Прелюдия
Построить систему естественной морали почти невозможно. Природа не знает нравственных принципов. Она не дает нам никаких оснований считать, что человеческая жизнь достойна уважения. Равнодушная природа не делает разницы между добром и злом.
Анатоль Франс
Белая комната, лишенная теней и топографии. Нет углов, и это очень важно. Нет закоулков, мебели, направленного освещения, геометрии света и тени, чьи пересечения под тем или иным углом можно принять за крестное знамение. Стены — точнее, стена — единая изогнутая поверхность с легкой биолюминесценцией; сферический вольер, сплющенный снизу в неохотной уступке двуногим условностям. Гигантская матка диаметром три метра, в которой сейчас хныкал зародыш, клубком свернувшийся на полу.
Матка, только кровь снаружи.
Зародыш звали Сачита Бхар, и эта кровь была в ее голове. Они уже вырубили камеры и все остальное, а она никак не могла забыть того, что увидела: комнату отдыха, гистолабораторию, даже чулан — черт возьми, грязную крохотную каморку на третьем этаже, где спрятался Грегор. Сачи не видела, когда его отыскали. Она перескакивала с канала на канал, лихорадочно ища признаки жизни, но находила только мертвых с выпущенными кишками. К тому времени, когда дошла до камеры с чуланом, монстры ушли.
Грегор так любил своего дурацкого хорька. Еще этим утром Сачита ехала с Грегором в лифте и запомнила его полосатую рубашку.

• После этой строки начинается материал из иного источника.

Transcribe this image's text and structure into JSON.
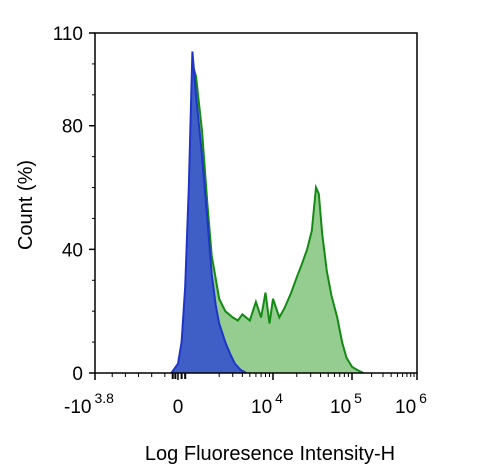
{
  "chart_data": {
    "type": "area",
    "xlabel": "Log Fluoresence Intensity-H",
    "ylabel": "Count  (%)",
    "ylim": [
      0,
      110
    ],
    "x_scale": "biexponential",
    "y_ticks": [
      {
        "value": 0,
        "label": "0"
      },
      {
        "value": 40,
        "label": "40"
      },
      {
        "value": 80,
        "label": "80"
      },
      {
        "value": 110,
        "label": "110"
      }
    ],
    "x_ticks": [
      {
        "base": "-10",
        "exp": "3.8"
      },
      {
        "base": "0",
        "exp": ""
      },
      {
        "base": "10",
        "exp": "4"
      },
      {
        "base": "10",
        "exp": "5"
      },
      {
        "base": "10",
        "exp": "6"
      }
    ],
    "colors": {
      "series1_fill": "#3f5fc6",
      "series1_line": "#1f35c8",
      "series2_fill": "#8fc98a",
      "series2_line": "#138a13"
    },
    "series": [
      {
        "x": [
          -500,
          0,
          200,
          400,
          600,
          800,
          1000,
          1200,
          1400,
          1600,
          1800,
          2000,
          2400,
          2800,
          3200,
          3800,
          4500
        ],
        "values": [
          0,
          3,
          10,
          28,
          60,
          104,
          90,
          70,
          50,
          32,
          22,
          16,
          10,
          6,
          3,
          1,
          0
        ]
      },
      {
        "x": [
          -500,
          0,
          300,
          600,
          800,
          1000,
          1200,
          1400,
          1600,
          2000,
          2400,
          3000,
          3500,
          4000,
          5000,
          6000,
          7000,
          8000,
          9000,
          10000,
          12000,
          14000,
          17000,
          20000,
          23000,
          27000,
          31000,
          35000,
          38000,
          42000,
          48000,
          55000,
          65000,
          75000,
          85000,
          100000,
          120000,
          150000
        ],
        "values": [
          0,
          2,
          10,
          40,
          100,
          96,
          78,
          55,
          38,
          24,
          20,
          18,
          17,
          19,
          17,
          23,
          18,
          26,
          16,
          24,
          18,
          21,
          26,
          31,
          35,
          40,
          46,
          60,
          58,
          45,
          33,
          25,
          18,
          10,
          5,
          2,
          1,
          0
        ]
      }
    ]
  }
}
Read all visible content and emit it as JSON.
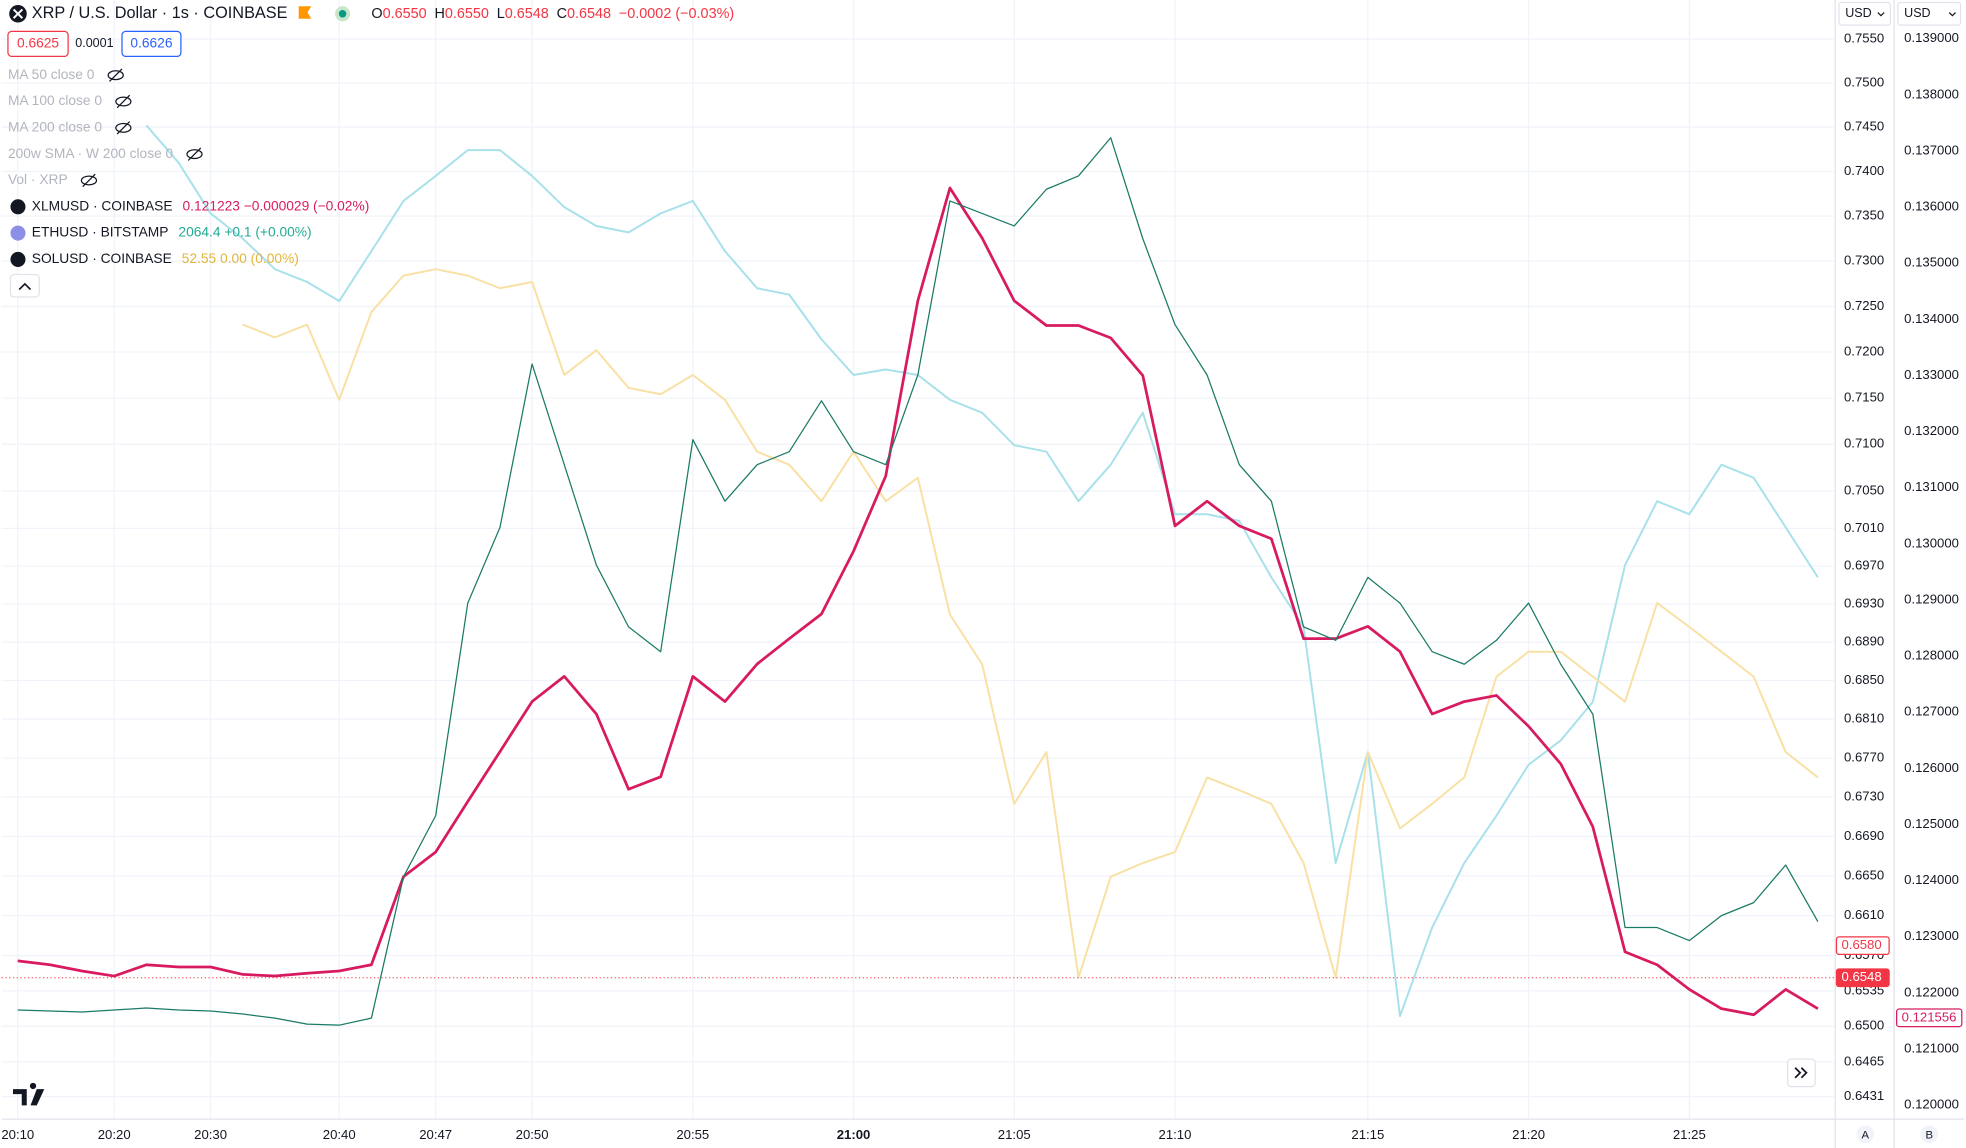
{
  "header": {
    "ohlc": [
      {
        "key": "O",
        "value": "0.6550"
      },
      {
        "key": "H",
        "value": "0.6550"
      },
      {
        "key": "L",
        "value": "0.6548"
      },
      {
        "key": "C",
        "value": "0.6548"
      }
    ],
    "change": "−0.0002 (−0.03%)",
    "bid": "0.6625",
    "spread": "0.0001",
    "ask": "0.6626",
    "indicators": [
      "MA 50 close 0",
      "MA 100 close 0",
      "MA 200 close 0",
      "200w SMA · W 200 close 0",
      "Vol · XRP"
    ],
    "currency_left": "USD",
    "currency_right": "USD",
    "scale_buttons": [
      "A",
      "B"
    ]
  },
  "chart_data": {
    "type": "line",
    "ylog": true,
    "grid": true,
    "categories": [
      "20:10",
      null,
      null,
      "20:20",
      null,
      null,
      "20:30",
      null,
      null,
      null,
      "20:40",
      null,
      null,
      "20:47",
      null,
      null,
      "20:50",
      null,
      null,
      null,
      null,
      "20:55",
      null,
      null,
      null,
      null,
      "21:00",
      null,
      null,
      null,
      null,
      "21:05",
      null,
      null,
      null,
      null,
      "21:10",
      null,
      null,
      null,
      null,
      null,
      "21:15",
      null,
      null,
      null,
      null,
      "21:20",
      null,
      null,
      null,
      null,
      "21:25",
      null,
      null,
      null,
      null
    ],
    "ylim": [
      0.6409,
      0.7595
    ],
    "yticks": [
      {
        "value": 0.755,
        "label": "0.7550"
      },
      {
        "value": 0.75,
        "label": "0.7500"
      },
      {
        "value": 0.745,
        "label": "0.7450"
      },
      {
        "value": 0.74,
        "label": "0.7400"
      },
      {
        "value": 0.735,
        "label": "0.7350"
      },
      {
        "value": 0.73,
        "label": "0.7300"
      },
      {
        "value": 0.725,
        "label": "0.7250"
      },
      {
        "value": 0.72,
        "label": "0.7200"
      },
      {
        "value": 0.715,
        "label": "0.7150"
      },
      {
        "value": 0.71,
        "label": "0.7100"
      },
      {
        "value": 0.705,
        "label": "0.7050"
      },
      {
        "value": 0.701,
        "label": "0.7010"
      },
      {
        "value": 0.697,
        "label": "0.6970"
      },
      {
        "value": 0.693,
        "label": "0.6930"
      },
      {
        "value": 0.689,
        "label": "0.6890"
      },
      {
        "value": 0.685,
        "label": "0.6850"
      },
      {
        "value": 0.681,
        "label": "0.6810"
      },
      {
        "value": 0.677,
        "label": "0.6770"
      },
      {
        "value": 0.673,
        "label": "0.6730"
      },
      {
        "value": 0.669,
        "label": "0.6690"
      },
      {
        "value": 0.665,
        "label": "0.6650"
      },
      {
        "value": 0.661,
        "label": "0.6610"
      },
      {
        "value": 0.657,
        "label": "0.6570"
      },
      {
        "value": 0.6535,
        "label": "0.6535"
      },
      {
        "value": 0.65,
        "label": "0.6500"
      },
      {
        "value": 0.6465,
        "label": "0.6465"
      },
      {
        "value": 0.6431,
        "label": "0.6431"
      }
    ],
    "y2lim": [
      0.11975,
      0.13969
    ],
    "y2ticks": [
      {
        "value": 0.139,
        "label": "0.139000"
      },
      {
        "value": 0.138,
        "label": "0.138000"
      },
      {
        "value": 0.137,
        "label": "0.137000"
      },
      {
        "value": 0.136,
        "label": "0.136000"
      },
      {
        "value": 0.135,
        "label": "0.135000"
      },
      {
        "value": 0.134,
        "label": "0.134000"
      },
      {
        "value": 0.133,
        "label": "0.133000"
      },
      {
        "value": 0.132,
        "label": "0.132000"
      },
      {
        "value": 0.131,
        "label": "0.131000"
      },
      {
        "value": 0.13,
        "label": "0.130000"
      },
      {
        "value": 0.129,
        "label": "0.129000"
      },
      {
        "value": 0.128,
        "label": "0.128000"
      },
      {
        "value": 0.127,
        "label": "0.127000"
      },
      {
        "value": 0.126,
        "label": "0.126000"
      },
      {
        "value": 0.125,
        "label": "0.125000"
      },
      {
        "value": 0.124,
        "label": "0.124000"
      },
      {
        "value": 0.123,
        "label": "0.123000"
      },
      {
        "value": 0.122,
        "label": "0.122000"
      },
      {
        "value": 0.121,
        "label": "0.121000"
      },
      {
        "value": 0.12,
        "label": "0.120000"
      }
    ],
    "series": [
      {
        "name": "XRP / U.S. Dollar · 1s · COINBASE",
        "color": "#1b7a66",
        "width": 1,
        "values": [
          0.6516,
          0.6515,
          0.6514,
          0.6516,
          0.6518,
          0.6516,
          0.6515,
          0.6512,
          0.6508,
          0.6502,
          0.6501,
          0.6508,
          0.6649,
          0.6711,
          0.6931,
          0.7011,
          0.7187,
          0.7078,
          0.6971,
          0.6906,
          0.688,
          0.7105,
          0.7039,
          0.7078,
          0.7092,
          0.7147,
          0.7092,
          0.7078,
          0.7175,
          0.7367,
          0.7353,
          0.7339,
          0.738,
          0.7395,
          0.7438,
          0.7325,
          0.723,
          0.7175,
          0.7078,
          0.7039,
          0.6906,
          0.6892,
          0.6958,
          0.6931,
          0.688,
          0.6867,
          0.6892,
          0.6931,
          0.6867,
          0.6815,
          0.6598,
          0.6598,
          0.6585,
          0.661,
          0.6623,
          0.6661,
          0.6604
        ]
      },
      {
        "name": "XLMUSD · COINBASE",
        "legend_value": "0.121223 −0.000029 (−0.02%)",
        "color": "#d81b60",
        "width": 2.2,
        "axis": "y2",
        "values": [
          0.12257,
          0.1225,
          0.12239,
          0.1223,
          0.1225,
          0.12246,
          0.12246,
          0.12233,
          0.1223,
          0.12235,
          0.12239,
          0.1225,
          0.12407,
          0.12451,
          0.12541,
          0.1263,
          0.12719,
          0.12764,
          0.12697,
          0.12563,
          0.12585,
          0.12764,
          0.12719,
          0.12786,
          0.12831,
          0.12875,
          0.12987,
          0.13121,
          0.13433,
          0.13634,
          0.13545,
          0.13433,
          0.13389,
          0.13389,
          0.13367,
          0.133,
          0.13032,
          0.13076,
          0.13032,
          0.13009,
          0.12831,
          0.12831,
          0.12853,
          0.12808,
          0.12697,
          0.12719,
          0.1273,
          0.12675,
          0.12608,
          0.12496,
          0.12273,
          0.1225,
          0.12206,
          0.12172,
          0.12161,
          0.12206,
          0.12172
        ]
      },
      {
        "name": "ETHUSD · BITSTAMP",
        "legend_value": "2064.4 +0.1 (+0.00%)",
        "color": "#a9e1ea",
        "width": 1.6,
        "values": [
          null,
          null,
          null,
          null,
          0.7452,
          0.741,
          0.7353,
          0.7325,
          0.7291,
          0.7277,
          0.7256,
          0.7311,
          0.7367,
          0.7395,
          0.7424,
          0.7424,
          0.7395,
          0.736,
          0.7339,
          0.7332,
          0.7353,
          0.7367,
          0.7311,
          0.727,
          0.7263,
          0.7214,
          0.7175,
          0.7181,
          0.7175,
          0.7148,
          0.7134,
          0.7099,
          0.7092,
          0.7039,
          0.7078,
          0.7134,
          0.7025,
          0.7025,
          0.7018,
          0.6958,
          0.6906,
          0.6663,
          0.6776,
          0.651,
          0.6598,
          0.6663,
          0.6711,
          0.6763,
          0.6788,
          0.6828,
          0.6971,
          0.7039,
          0.7025,
          0.7078,
          0.7064,
          0.7011,
          0.6958
        ]
      },
      {
        "name": "SOLUSD · COINBASE",
        "legend_value": "52.55 0.00 (0.00%)",
        "color": "#f9e1a5",
        "width": 1.6,
        "values": [
          null,
          null,
          null,
          null,
          null,
          null,
          null,
          0.723,
          0.7216,
          0.723,
          0.7148,
          0.7244,
          0.7284,
          0.7291,
          0.7284,
          0.727,
          0.7277,
          0.7175,
          0.7202,
          0.7161,
          0.7154,
          0.7175,
          0.7148,
          0.7092,
          0.7078,
          0.7039,
          0.7092,
          0.7039,
          0.7064,
          0.6919,
          0.6867,
          0.6723,
          0.6776,
          0.6548,
          0.6649,
          0.6663,
          0.6674,
          0.675,
          0.6737,
          0.6723,
          0.6663,
          0.6548,
          0.6776,
          0.6698,
          0.6723,
          0.675,
          0.6854,
          0.688,
          0.688,
          0.6854,
          0.6828,
          0.6931,
          0.6906,
          0.688,
          0.6854,
          0.6776,
          0.675
        ]
      }
    ],
    "price_tags": [
      {
        "value": 0.658,
        "label": "0.6580",
        "axis": "y",
        "color": "#f23645",
        "style": "outline"
      },
      {
        "value": 0.6548,
        "label": "0.6548",
        "axis": "y",
        "color": "#f23645",
        "style": "filled"
      },
      {
        "value": 0.121556,
        "label": "0.121556",
        "axis": "y2",
        "color": "#d81b60",
        "style": "outline"
      }
    ]
  }
}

По ней и опознала кучу, оставшуюся в каморке…
Сачита увидела часть резни, прежде чем отключились камеры: друзей, коллег, соперников убили без жалости и каких-либо предпочтений; их выпотрошенные останки разбросали по лабораторным столам, рабочим станциям и туалетным кабинкам. Сигналы с камер шли прямо в имплантаты, вживленные ей в голову, но Сачита, несмотря на доступ к повсеместному наблюдению, даже не заметила существ, которые все это сделали. Тени, максимум. Проблеск тьмы, когда одинокий охотник попадал в слепое пятно камеры. Они убили всех, но не позволили увидеть себя никому, даже собратьям. Подопытных всегда держали поодиночке. Для их же собственного блага, разумеется: посади двух вампиров в одну комнату, и вшитая в подкорку территориальность через секунду заставит их рвать друг другу глотки. И все же почему-то они работали вместе: полдюжины, взаперти, без связи, совершенно неожиданно начали действовать как слаженная команда. Захватили здание, ни разу не встретившись, и даже в разгар бойни, в последние секунды перед тем, как умерли камеры, вампиры остались невидимыми. Сачита будто видела резню краем глаза.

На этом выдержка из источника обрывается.